TNNA is this weekend and I have a few stops to make there for the tasting as well. (I also have to look at new products...poor me.)
This has been the slowest month I can remember. Very few lessons have arrived and I only have three new students. That gives me plenty of time to wind little yarn balls...
TIP OF THE WEEK
I had a special request to do a video on the M1o increases used in mitten cuff in Level 1 of the Master Hand Knitting Program. I ran this past the co-chairs first as I tend not to do things that directly related to the program. Since the mitten was an addition to the program after I completed it, I am ashamed to admit I have never knit it. I really wondered why people had trouble with the increase. M1o increases are just about the easiest to work. You just knit into the horizontal strand between the two stitches. After knitting it, I see why. The cuff is a traditional Estonian (?) technique that produces an entrelac effect. The reason the increases are hard to see is that they are worked between a regular old knit stitch and a knit stitch created on the previous row as an M1o. The horizontal strand is hard to see. The next two photographs show the needle lifting the horizontal bar. I used two photos. Hopefully, you can see the strand. You really have to dig for it. The key thing is to make sure it is the strand coming out of the stitch on the left needle.
Here is the video: Open M1 in Level 1 Mitten
The other common mistakes in the mitten is that the knitter ends the cuff after Round 16. There are 20 rows in the cuff. Make sure you complete all of them. Another mistake is not to measure accurately. Remember to follow the pattern exactly. That is the test. Don't adjust it to fit your hand.
As the photos above show I haven't been knitting much. I have been making labels, measuring yarn, winding balls, etc.

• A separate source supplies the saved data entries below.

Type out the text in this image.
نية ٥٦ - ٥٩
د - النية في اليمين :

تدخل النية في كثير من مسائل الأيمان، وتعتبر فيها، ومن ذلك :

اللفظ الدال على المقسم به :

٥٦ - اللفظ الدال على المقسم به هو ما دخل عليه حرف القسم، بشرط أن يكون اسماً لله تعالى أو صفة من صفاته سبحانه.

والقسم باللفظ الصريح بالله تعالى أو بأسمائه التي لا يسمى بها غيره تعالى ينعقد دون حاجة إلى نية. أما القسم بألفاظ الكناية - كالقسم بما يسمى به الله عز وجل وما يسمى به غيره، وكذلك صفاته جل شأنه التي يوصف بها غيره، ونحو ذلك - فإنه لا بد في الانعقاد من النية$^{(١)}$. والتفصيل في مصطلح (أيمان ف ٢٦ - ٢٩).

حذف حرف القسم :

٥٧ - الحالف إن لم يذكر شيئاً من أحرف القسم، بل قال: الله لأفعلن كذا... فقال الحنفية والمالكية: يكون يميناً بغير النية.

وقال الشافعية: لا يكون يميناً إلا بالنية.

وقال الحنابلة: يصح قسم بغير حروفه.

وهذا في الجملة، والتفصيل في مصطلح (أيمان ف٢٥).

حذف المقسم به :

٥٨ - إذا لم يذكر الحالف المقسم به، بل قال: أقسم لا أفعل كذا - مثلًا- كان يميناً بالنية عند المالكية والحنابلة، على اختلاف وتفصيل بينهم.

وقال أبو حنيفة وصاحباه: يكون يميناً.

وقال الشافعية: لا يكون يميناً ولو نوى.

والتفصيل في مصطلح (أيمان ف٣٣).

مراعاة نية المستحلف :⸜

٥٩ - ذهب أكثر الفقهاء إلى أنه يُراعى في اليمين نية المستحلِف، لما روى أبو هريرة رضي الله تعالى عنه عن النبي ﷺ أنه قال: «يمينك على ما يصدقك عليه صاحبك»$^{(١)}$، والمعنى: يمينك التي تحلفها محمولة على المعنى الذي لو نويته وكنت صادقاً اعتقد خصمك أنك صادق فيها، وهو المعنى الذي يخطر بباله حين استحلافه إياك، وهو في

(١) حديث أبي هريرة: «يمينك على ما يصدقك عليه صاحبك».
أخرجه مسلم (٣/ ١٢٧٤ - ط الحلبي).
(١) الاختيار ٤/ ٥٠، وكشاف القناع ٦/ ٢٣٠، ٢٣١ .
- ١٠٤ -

One of the things we are doing for this conference that we haven't done before is to have a kit for sale which features a pair of socks using the official colors of the conference. (To see these colors, go to the website. We worked with Kate from A Hundred Ravens to come up with the right colors. She did an amazing job. I got the test yarn this week. The kit will come with the yarn and two patterns...socks and matching fingerless mitts. There is enough yarn in the kit for both. The photo below distorts the colors somewhat but you can get a general idea. Since one of the designs we use for the TKGA booth is a chevron, I used the pattern for my Rick Rack Socks in the Summer issue.
I plan on finishing the other socks and the mitts at TNNA so I can send them off to the office for photography.
Remember, I won't be posting again until two weeks but I will have a report about TNNA.